But alas, the allies refused to share the cause. In London Prime Minister Keir Starmer rejected an American request to join the war, in Berlin Defense Minister Boris Pistorius said “this is not our war,” and in Madrid Prime Minister Pedro Sanchez called the war “Illegal.”

Worse, Washington’s ostensible allies would not even help it reopen the Hormuz Straits, a cause which is not about interference in another country’s internal affairs, but about defending the West itself from a hijacker that took an economic hostage and pointed a pistol to its head.

What, then, happened to the alliance that once defined the free world?

 

HISTORIANS will debate the cause of the Western alliance’s collapse. Some will blame it on American idiocy and others on European exploitation, some will stress the role of personalities, others the role of historic events. They will all be right.

Telling a major ally like Britain that its troops are cowards and its warships are “toys,” as Donald Trump did, or saying of the president of France “his wife treats him very badly” is no way to treat allies, not to mention the attempt to snatch Greenland from Denmark, or the suggestion that Canada should be gobbled by Uncle Sam.

Then again, America’s allies spent but a fraction of what the US spent over the decades on the alliance’s defense. Even today, after European governments raised their defense spending following Russia’s invasion of Ukraine, US defense spending is 3.1 percent of GDP, whereas Britian, France, and Germany still spend under 2.5 percent, and Spain and Italy under 2 percent.

But the real problem lies not in such accounting and also not in Trump’s rhetoric, but in the passing of an era – the era that produced the Western alliance.
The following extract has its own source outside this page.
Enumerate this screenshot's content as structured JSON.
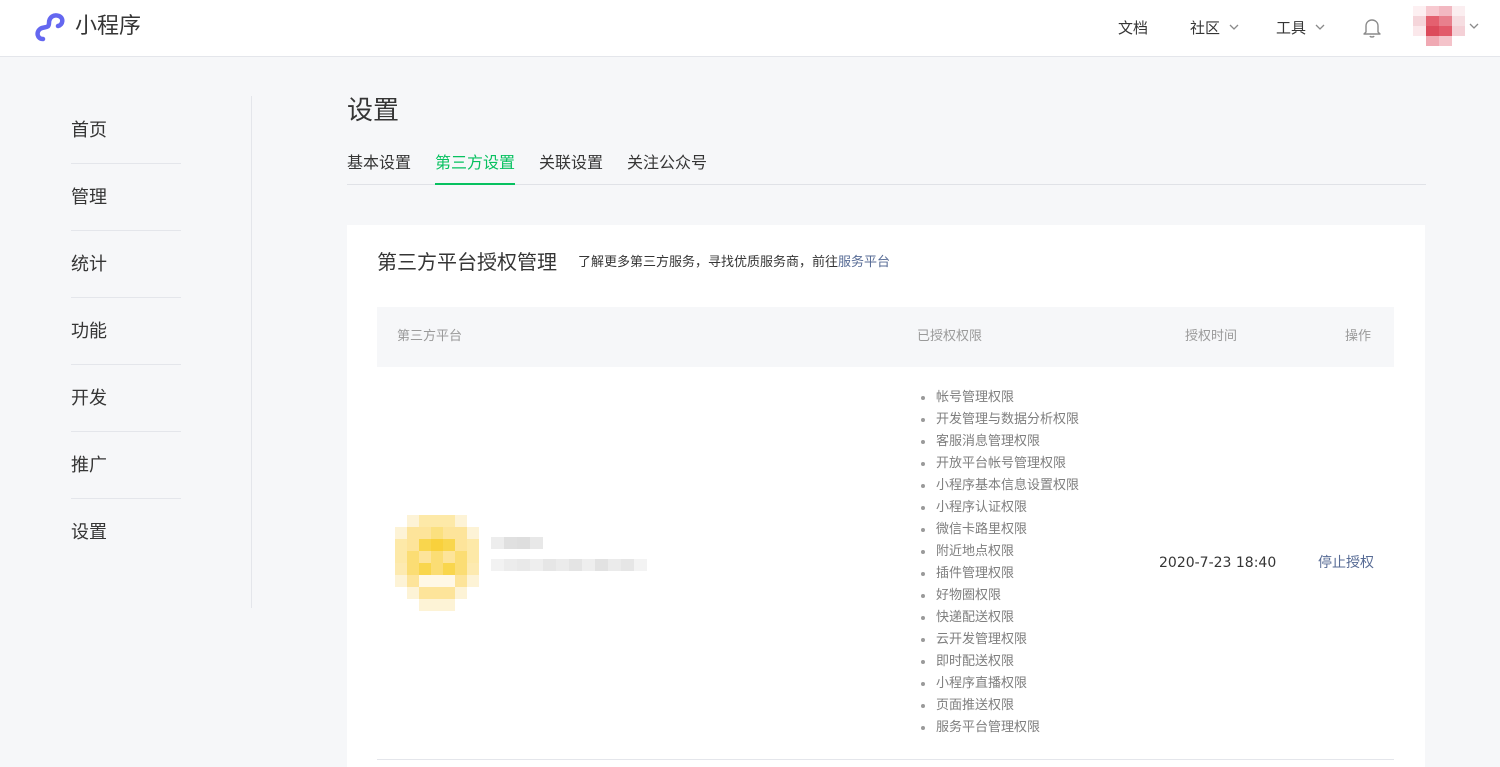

What glued that alliance – the Soviet war machine’s menace and the communist idea’s appeal – are gone.

As long as the West faced one aggressive and imperial enemy, Washington readily spent much more than its allies on confronting it, and the allies mostly accepted its lead. Now European leaders don’t feel that Khomeinist Iran is Europe’s enemy, and Trump doesn’t feel that Europe’s new enemy – Vladimir Putin’s Russia – is America’s enemy.

The Western alliance, in short, has lost its compass, driver, and fuel. And since this alliance is brain dead, a new one will have to come in its place.

 

THE new alliance will not be assembled by the current American leader. This project will take the kind of conviction, vision, inspiration and focus he does not possess. But the new alliance will nonetheless emerge. It will include all those who believe in, and are prepared to fight for, liberty, tolerance and free trade. And it will have two tiers: one political, the other economic.

The political alliance will confront those out to subdue mankind, the way communist leaders did in the past and Islamist radicals do today. Many won’t join it, whether out of cynicism or cowardice, but the alliance’s other tier will include every county that uses the high seas.

No, these allies will not make budgetary pledges, much less station troops in each other’s realms. They will, however, jointly declare: Freedom of navigation is sacred. Anyone obstructing it declares war on the rest of mankind, and becomes its fair game.